There are three ways you can handle this duplicate content issue.
The first one is the simplest and in this, the directory/syndication site adds canonical tags back to the original content.
The second method is that the syndicated content is no-indexed and doesn't appear in the search results.
But there are still some cases, in which you didn't even submit your site and some directory has your RSS-feed rendering. In this case you can truncate your RSS feed content and add a read more link so that the readers must come to your website in order to get the full content.
Lost Subdomains
This is an exceptional case in which your removed subdomains may have some duplicate content which is still indexed in search engines.
Take an example. You had sub.example.com
website in which you wrote about a certain topic. After a while you decided that you'll move all subdomain content to the main website and you did. But if you forget to de-index or redirect the subdomain properly, you will have the duplicate content issue as well.
Deindexing is the first step that you should do. Go to search console and look for Removals menu on the left which the "Domain Property selected". There in Temporary Remove URL tab, insert the subdomain and check "Remove all URLs with this prefix" and click next. You are all done.
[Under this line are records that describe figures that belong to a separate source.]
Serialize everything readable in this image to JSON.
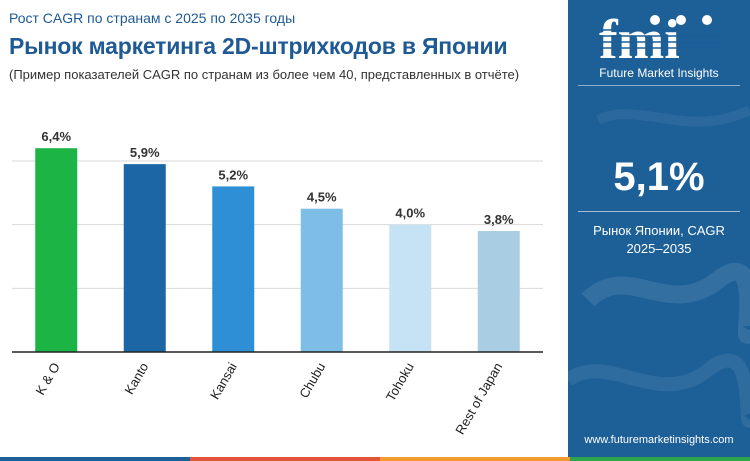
{
  "header": {
    "subtitle": "Рост CAGR по странам с 2025 по 2035 годы",
    "title": "Рынок маркетинга 2D-штрихкодов в Японии",
    "note": "(Пример показателей CAGR по странам из более чем 40, представленных в отчёте)"
  },
  "chart_data": {
    "type": "bar",
    "categories": [
      "K & O",
      "Kanto",
      "Kansai",
      "Chubu",
      "Tohoku",
      "Rest of Japan"
    ],
    "values": [
      6.4,
      5.9,
      5.2,
      4.5,
      4.0,
      3.8
    ],
    "value_labels": [
      "6,4%",
      "5,9%",
      "5,2%",
      "4,5%",
      "4,0%",
      "3,8%"
    ],
    "colors": [
      "#1db446",
      "#1d66a6",
      "#2f8fd6",
      "#7dbde6",
      "#c6e3f5",
      "#a9cde3"
    ],
    "ylim": [
      0,
      7.6
    ],
    "grid": true,
    "title": "",
    "xlabel": "",
    "ylabel": ""
  },
  "sidebar": {
    "brand": "fmi",
    "brand_tagline": "Future Market Insights",
    "value": "5,1%",
    "value_label_line1": "Рынок Японии, CAGR",
    "value_label_line2": "2025–2035",
    "website": "www.futuremarketinsights.com",
    "bg_color": "#1d5f97"
  },
  "footer": {
    "stripe_colors": [
      "#1d5f97",
      "#e2553b",
      "#f29a2e",
      "#2da44e"
    ]
  }
}
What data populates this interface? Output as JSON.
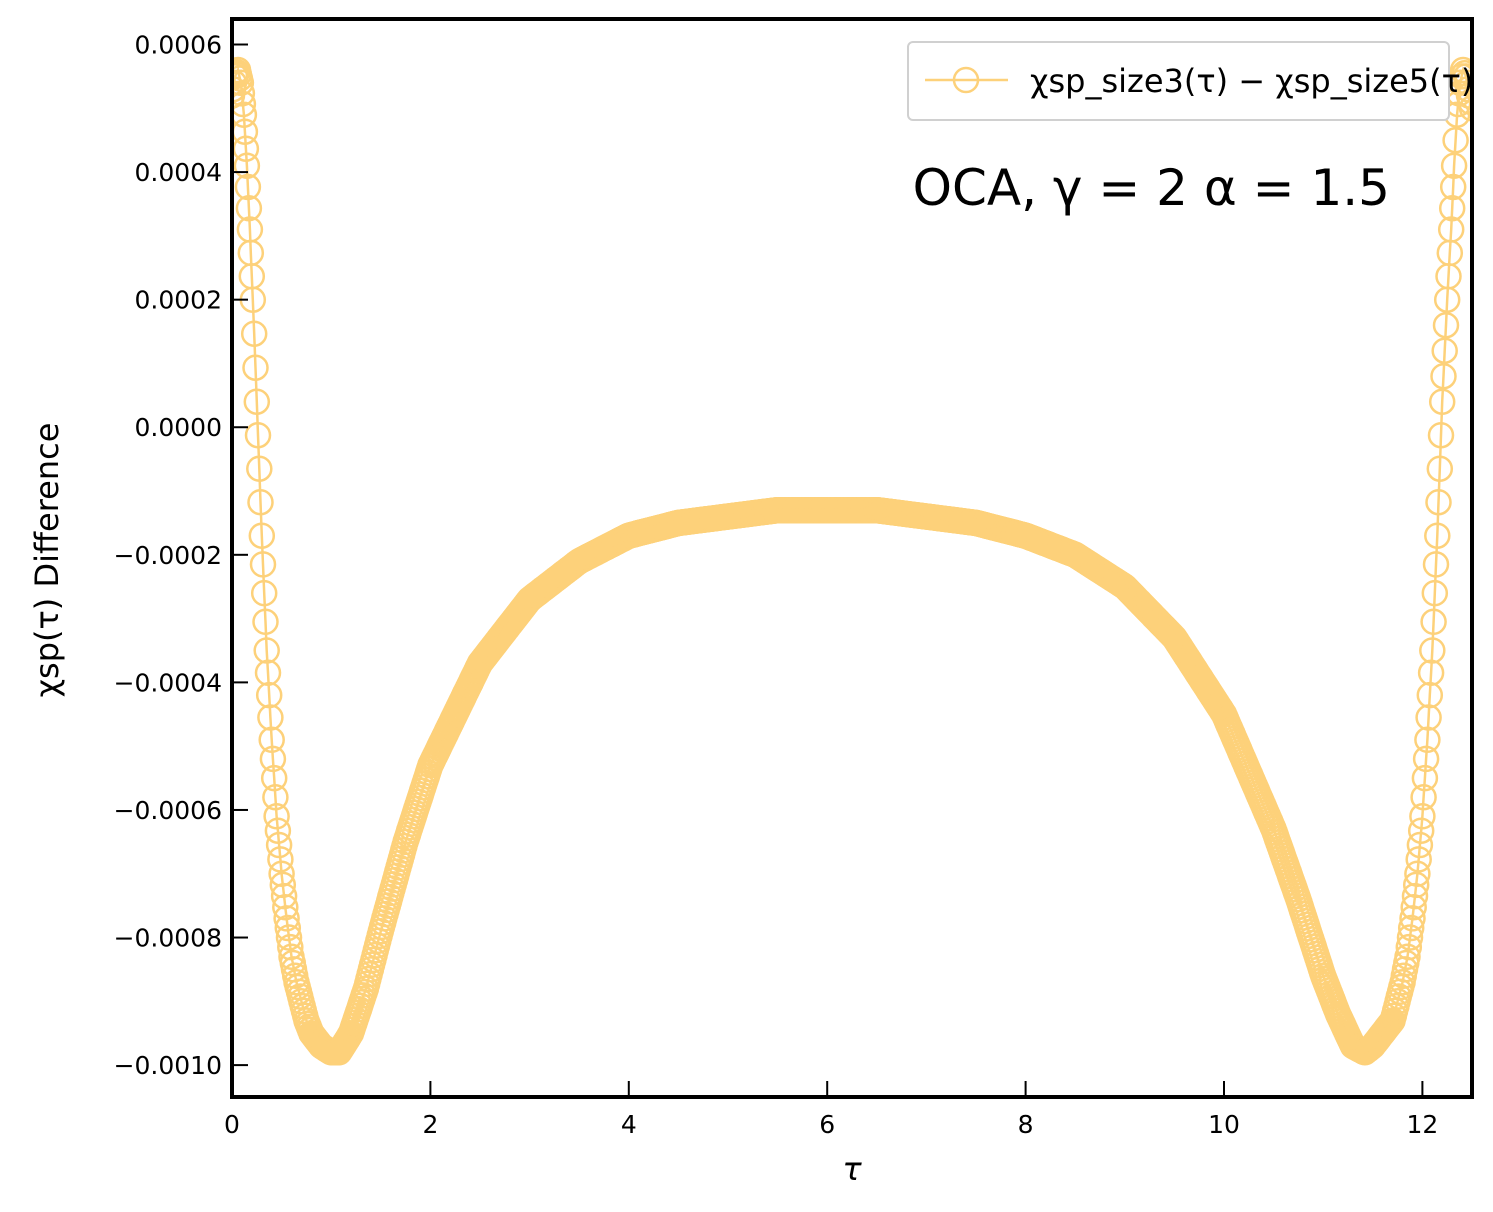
{
  "chart_data": {
    "type": "scatter",
    "title": "",
    "xlabel": "τ",
    "ylabel": "χsp(τ) Difference",
    "xlim": [
      0,
      12.5
    ],
    "ylim": [
      -0.00105,
      0.00064
    ],
    "xticks": [
      0,
      2,
      4,
      6,
      8,
      10,
      12
    ],
    "xtick_labels": [
      "0",
      "2",
      "4",
      "6",
      "8",
      "10",
      "12"
    ],
    "yticks": [
      0.0006,
      0.0004,
      0.0002,
      0.0,
      -0.0002,
      -0.0004,
      -0.0006,
      -0.0008,
      -0.001
    ],
    "ytick_labels": [
      "0.0006",
      "0.0004",
      "0.0002",
      "0.0000",
      "−0.0002",
      "−0.0004",
      "−0.0006",
      "−0.0008",
      "−0.0010"
    ],
    "grid": false,
    "legend_position": "top-right",
    "marker": "open-circle",
    "series": [
      {
        "name": "χsp_size3(τ) − χsp_size5(τ)",
        "color": "#fdd17a",
        "x": [
          0.0,
          0.03,
          0.06,
          0.09,
          0.12,
          0.15,
          0.18,
          0.21,
          0.25,
          0.3,
          0.35,
          0.4,
          0.45,
          0.5,
          0.55,
          0.6,
          0.65,
          0.7,
          0.75,
          0.8,
          0.9,
          1.0,
          1.08,
          1.2,
          1.35,
          1.5,
          1.75,
          2.0,
          2.5,
          3.0,
          3.5,
          4.0,
          4.5,
          5.0,
          5.5,
          6.0,
          6.25,
          6.5,
          7.0,
          7.5,
          8.0,
          8.5,
          9.0,
          9.5,
          10.0,
          10.5,
          10.75,
          11.0,
          11.15,
          11.3,
          11.42,
          11.5,
          11.6,
          11.7,
          11.75,
          11.8,
          11.85,
          11.9,
          11.95,
          12.0,
          12.05,
          12.1,
          12.15,
          12.2,
          12.25,
          12.29,
          12.32,
          12.35,
          12.38,
          12.41,
          12.44,
          12.47,
          12.5
        ],
        "y": [
          0.00052,
          0.00055,
          0.00056,
          0.00054,
          0.00049,
          0.00041,
          0.00031,
          0.0002,
          4e-05,
          -0.00017,
          -0.00035,
          -0.00049,
          -0.00061,
          -0.0007,
          -0.00077,
          -0.00083,
          -0.00087,
          -0.0009,
          -0.00093,
          -0.00095,
          -0.00097,
          -0.00098,
          -0.00098,
          -0.00095,
          -0.00088,
          -0.00079,
          -0.00065,
          -0.00053,
          -0.00037,
          -0.00027,
          -0.00021,
          -0.00017,
          -0.00015,
          -0.00014,
          -0.00013,
          -0.00013,
          -0.00013,
          -0.00013,
          -0.00014,
          -0.00015,
          -0.00017,
          -0.0002,
          -0.00025,
          -0.00033,
          -0.00045,
          -0.00063,
          -0.00074,
          -0.00086,
          -0.00092,
          -0.00097,
          -0.00098,
          -0.00097,
          -0.00095,
          -0.00093,
          -0.0009,
          -0.00087,
          -0.00083,
          -0.00077,
          -0.0007,
          -0.00061,
          -0.00049,
          -0.00035,
          -0.00017,
          4e-05,
          0.0002,
          0.00031,
          0.00041,
          0.00049,
          0.00054,
          0.00056,
          0.00055,
          0.00052,
          0.0005
        ]
      }
    ],
    "annotation": "OCA, γ = 2 α = 1.5"
  }
}
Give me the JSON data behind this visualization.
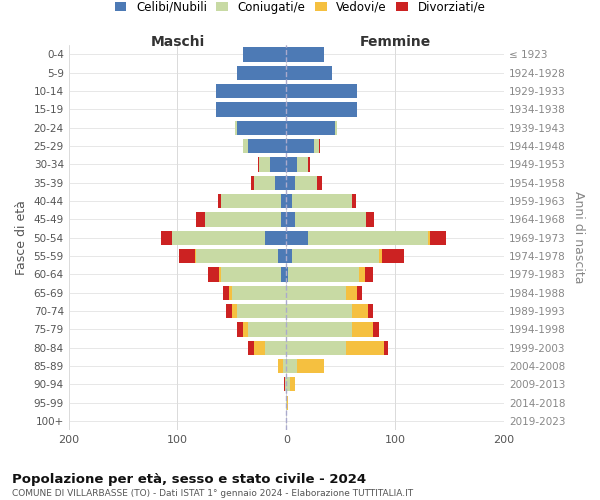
{
  "age_groups": [
    "0-4",
    "5-9",
    "10-14",
    "15-19",
    "20-24",
    "25-29",
    "30-34",
    "35-39",
    "40-44",
    "45-49",
    "50-54",
    "55-59",
    "60-64",
    "65-69",
    "70-74",
    "75-79",
    "80-84",
    "85-89",
    "90-94",
    "95-99",
    "100+"
  ],
  "birth_years": [
    "2019-2023",
    "2014-2018",
    "2009-2013",
    "2004-2008",
    "1999-2003",
    "1994-1998",
    "1989-1993",
    "1984-1988",
    "1979-1983",
    "1974-1978",
    "1969-1973",
    "1964-1968",
    "1959-1963",
    "1954-1958",
    "1949-1953",
    "1944-1948",
    "1939-1943",
    "1934-1938",
    "1929-1933",
    "1924-1928",
    "≤ 1923"
  ],
  "male": {
    "celibi": [
      40,
      45,
      65,
      65,
      45,
      35,
      15,
      10,
      5,
      5,
      20,
      8,
      5,
      0,
      0,
      0,
      0,
      0,
      0,
      0,
      0
    ],
    "coniugati": [
      0,
      0,
      0,
      0,
      2,
      5,
      10,
      20,
      55,
      70,
      85,
      75,
      55,
      50,
      45,
      35,
      20,
      3,
      1,
      0,
      0
    ],
    "vedovi": [
      0,
      0,
      0,
      0,
      0,
      0,
      0,
      0,
      0,
      0,
      0,
      1,
      2,
      3,
      5,
      5,
      10,
      5,
      0,
      0,
      0
    ],
    "divorziati": [
      0,
      0,
      0,
      0,
      0,
      0,
      1,
      2,
      3,
      8,
      10,
      15,
      10,
      5,
      5,
      5,
      5,
      0,
      1,
      0,
      0
    ]
  },
  "female": {
    "nubili": [
      35,
      42,
      65,
      65,
      45,
      25,
      10,
      8,
      5,
      8,
      20,
      5,
      2,
      0,
      0,
      0,
      0,
      0,
      0,
      0,
      0
    ],
    "coniugate": [
      0,
      0,
      0,
      0,
      2,
      5,
      10,
      20,
      55,
      65,
      110,
      80,
      65,
      55,
      60,
      60,
      55,
      10,
      3,
      1,
      0
    ],
    "vedove": [
      0,
      0,
      0,
      0,
      0,
      0,
      0,
      0,
      0,
      0,
      2,
      3,
      5,
      10,
      15,
      20,
      35,
      25,
      5,
      1,
      0
    ],
    "divorziate": [
      0,
      0,
      0,
      0,
      0,
      1,
      2,
      5,
      4,
      8,
      15,
      20,
      8,
      5,
      5,
      5,
      3,
      0,
      0,
      0,
      0
    ]
  },
  "colors": {
    "celibi_nubili": "#4d7ab5",
    "coniugati": "#c8daa4",
    "vedovi": "#f5c040",
    "divorziati": "#cc2222"
  },
  "title": "Popolazione per età, sesso e stato civile - 2024",
  "subtitle": "COMUNE DI VILLARBASSE (TO) - Dati ISTAT 1° gennaio 2024 - Elaborazione TUTTITALIA.IT",
  "xlabel_left": "Maschi",
  "xlabel_right": "Femmine",
  "ylabel_left": "Fasce di età",
  "ylabel_right": "Anni di nascita",
  "xlim": 200,
  "legend_labels": [
    "Celibi/Nubili",
    "Coniugati/e",
    "Vedovi/e",
    "Divorziati/e"
  ]
}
Redirecting the subdomain to the working website is very important as well, especially if your subdomain has a lot of backlinks pointing to it.
Regularly Remove Outdated Content
While adding new content is important, removing outdated content is important as well. But how does this help in handling duplicate content you may ask?
Once you remove outdated content from your website and search results, you can restructure the same content with new data and try to rank it on the same keyword with better chances.
So, that's all in this article now. I hope these SEO checks will help you keep duplicate content in check and help you gain better search rankings.